O depoimento dos alunos relatava que, de forma geral, o interesse deles pela preservação foi construído antes da escola de arquitetura, narravam que sua consciência cultural provinha da educação básica, real motivador do interesse no aprofundamento do tema. Diziam que encontravam apoio em alguns professores com conhecimentos sobre o tema, mas que de fato, o conteúdo pertinente à preservação do patrimônio cultural, ministrado nas disciplinas dos cursos, era escasso e inconsistente.

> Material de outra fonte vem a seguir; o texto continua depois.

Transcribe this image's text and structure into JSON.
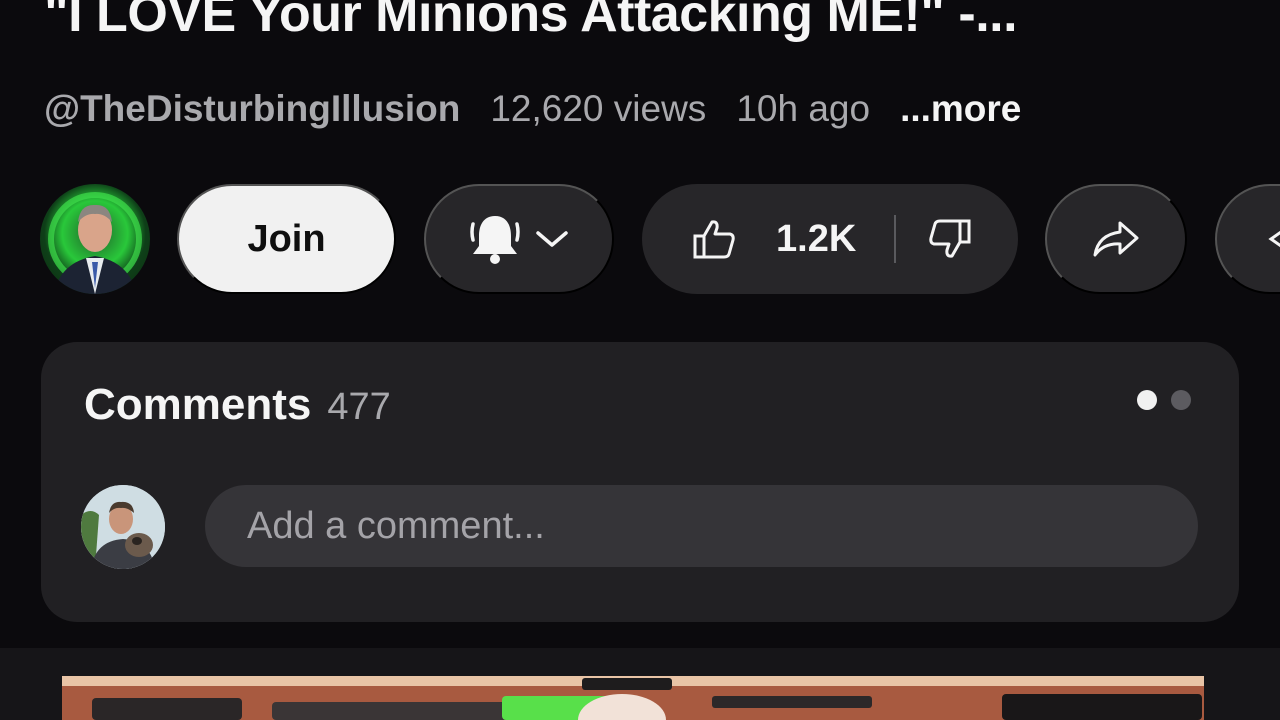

Segundo os alunos, durante o curso eles eram “levados a pensar exclusivamente no novo” (5).

No entanto, foi apenas a partir de 1994, que os conteúdos ligados à preservação do patrimônio passam a ser obrigatoriamente introduzidos no currículo mínimo dos cursos de Arquitetura e Urbanismo, através da Portaria nº 1770/MEC.

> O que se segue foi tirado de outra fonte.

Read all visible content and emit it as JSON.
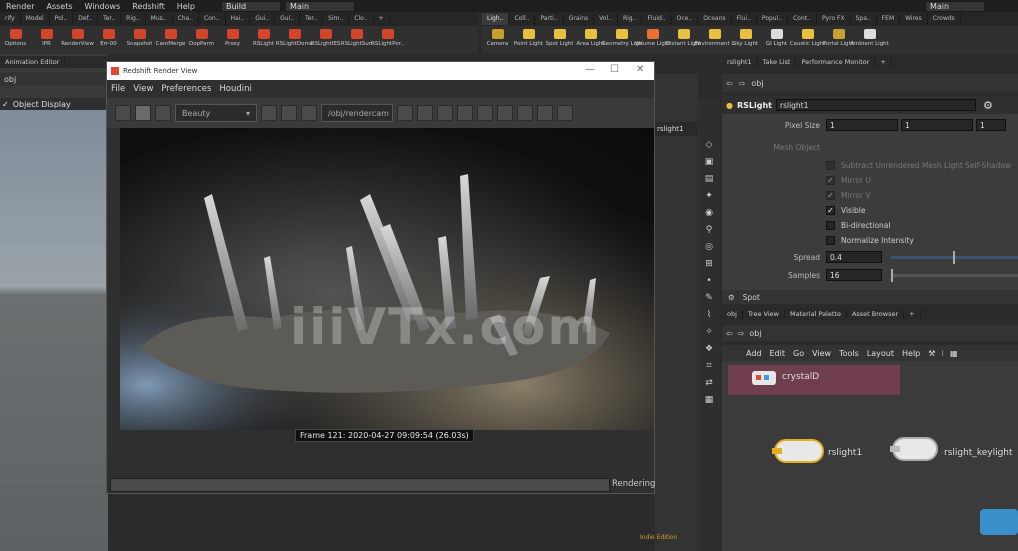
{
  "menubar": {
    "items": [
      "Render",
      "Assets",
      "Windows",
      "Redshift",
      "Help"
    ],
    "desktop": "Build",
    "desktop_right": "Main",
    "desktop_far_right": "Main"
  },
  "shelf_tabs_left": [
    "rify",
    "Model",
    "Pol..",
    "Def..",
    "Ter..",
    "Rig..",
    "Mus..",
    "Cha..",
    "Con..",
    "Hai..",
    "Gui..",
    "Gui..",
    "Ter..",
    "Sim..",
    "Clo.."
  ],
  "shelf_tabs_right": [
    "Ligh..",
    "Coll..",
    "Parti..",
    "Grains",
    "Vol..",
    "Rig..",
    "Fluid..",
    "Oce..",
    "Oceans",
    "Flui..",
    "Popul..",
    "Cont..",
    "Pyro FX",
    "Spa..",
    "FEM",
    "Wires",
    "Crowds"
  ],
  "shelf_tools_left": [
    {
      "label": "Options",
      "color": "#d2452b"
    },
    {
      "label": "IPR",
      "color": "#d2452b"
    },
    {
      "label": "RenderView",
      "color": "#d2452b"
    },
    {
      "label": "Err-00",
      "color": "#d2452b"
    },
    {
      "label": "Snapshot",
      "color": "#d2452b"
    },
    {
      "label": "CamMerge",
      "color": "#d2452b"
    },
    {
      "label": "DopParm",
      "color": "#d2452b"
    },
    {
      "label": "Proxy",
      "color": "#d2452b"
    },
    {
      "label": "RSLight",
      "color": "#d2452b"
    },
    {
      "label": "RSLightDome",
      "color": "#d2452b"
    },
    {
      "label": "RSLightIES",
      "color": "#d2452b"
    },
    {
      "label": "RSLightSun",
      "color": "#d2452b"
    },
    {
      "label": "RSLightPor..",
      "color": "#d2452b"
    }
  ],
  "shelf_tools_right": [
    {
      "label": "Camera",
      "color": "#c8a030"
    },
    {
      "label": "Point Light",
      "color": "#e8c040"
    },
    {
      "label": "Spot Light",
      "color": "#e8c040"
    },
    {
      "label": "Area Light",
      "color": "#e8c040"
    },
    {
      "label": "Geometry Light",
      "color": "#e8c040"
    },
    {
      "label": "Volume Light",
      "color": "#e87030"
    },
    {
      "label": "Distant Light",
      "color": "#e8c040"
    },
    {
      "label": "Environment Light",
      "color": "#e8c040"
    },
    {
      "label": "Sky Light",
      "color": "#e8c040"
    },
    {
      "label": "GI Light",
      "color": "#dddddd"
    },
    {
      "label": "Caustic Light",
      "color": "#e8c040"
    },
    {
      "label": "Portal Light",
      "color": "#c8a030"
    },
    {
      "label": "Ambient Light",
      "color": "#dddddd"
    }
  ],
  "left_panel": {
    "tab": "Animation Editor",
    "path": "obj",
    "display_label": "Object Display"
  },
  "render_view": {
    "title": "Redshift Render View",
    "menu": [
      "File",
      "View",
      "Preferences",
      "Houdini"
    ],
    "aov": "Beauty",
    "camera": "/obj/rendercam",
    "frame_info": "Frame 121: 2020-04-27 09:09:54 (26.03s)",
    "status": "Rendering"
  },
  "right_top_tabs": [
    "rslight1",
    "Take List",
    "Performance Monitor"
  ],
  "param_path": "obj",
  "param": {
    "node_type": "RSLight",
    "node_name": "rslight1",
    "pixel_size_label": "Pixel Size",
    "pixel_size": [
      "1",
      "1",
      "1"
    ],
    "mesh_object_label": "Mesh Object",
    "checkboxes": [
      {
        "label": "Subtract Unrendered Mesh Light Self-Shadow",
        "checked": false,
        "dim": true
      },
      {
        "label": "Mirror U",
        "checked": true,
        "dim": true
      },
      {
        "label": "Mirror V",
        "checked": true,
        "dim": true
      },
      {
        "label": "Visible",
        "checked": true,
        "dim": false
      },
      {
        "label": "Bi-directional",
        "checked": false,
        "dim": false
      },
      {
        "label": "Normalize Intensity",
        "checked": false,
        "dim": false
      }
    ],
    "spread_label": "Spread",
    "spread_value": "0.4",
    "samples_label": "Samples",
    "samples_value": "16",
    "spot_section": "Spot"
  },
  "net_tabs": [
    "obj",
    "Tree View",
    "Material Palette",
    "Asset Browser"
  ],
  "net_path": "obj",
  "net_menu": [
    "Add",
    "Edit",
    "Go",
    "View",
    "Tools",
    "Layout",
    "Help"
  ],
  "nodes": {
    "crystal": "crystalD",
    "light1": "rslight1",
    "light2": "rslight_keylight"
  },
  "edition": "Indie Edition",
  "watermark": "iiiVTx.com"
}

A disciplina surgida nos currículos mínimos das faculdades de arquitetura e urbanismo no Brasil, que tratou dos conteúdos relativos ao tema patrimônio cultural foi batizada Técnicas Retrospectivas (algumas escolas de Arquitetura a introduziram com outros nomes) e passou a integrar a grade mínima curricular. A portaria supracitada define a disciplina como o estudo da conservação, restauro, reestruturação e reconstrução de edifícios e conjuntos urbanos, deixando em aberto em quantas disciplinas ou em qual carga horária isto deve acontecer nos cursos de Arquitetura. Determina os seguintes pontos no que tange o ensino obrigatório de patrimônio nas escolas de Arquitetura:

Art. 2° O conteúdo mínimo do Curso de Arquitetura e Urbanismo divide-se em três partes interdependentes:

I) Matérias de fundamentação, constituindo-se em conhecimentos fundamentais e integrativos de áreas correlatas;

II) Matérias Profissionais, constituindo-se em conhecimentos que caracterizam as atribuições e responsabilidades profissionais.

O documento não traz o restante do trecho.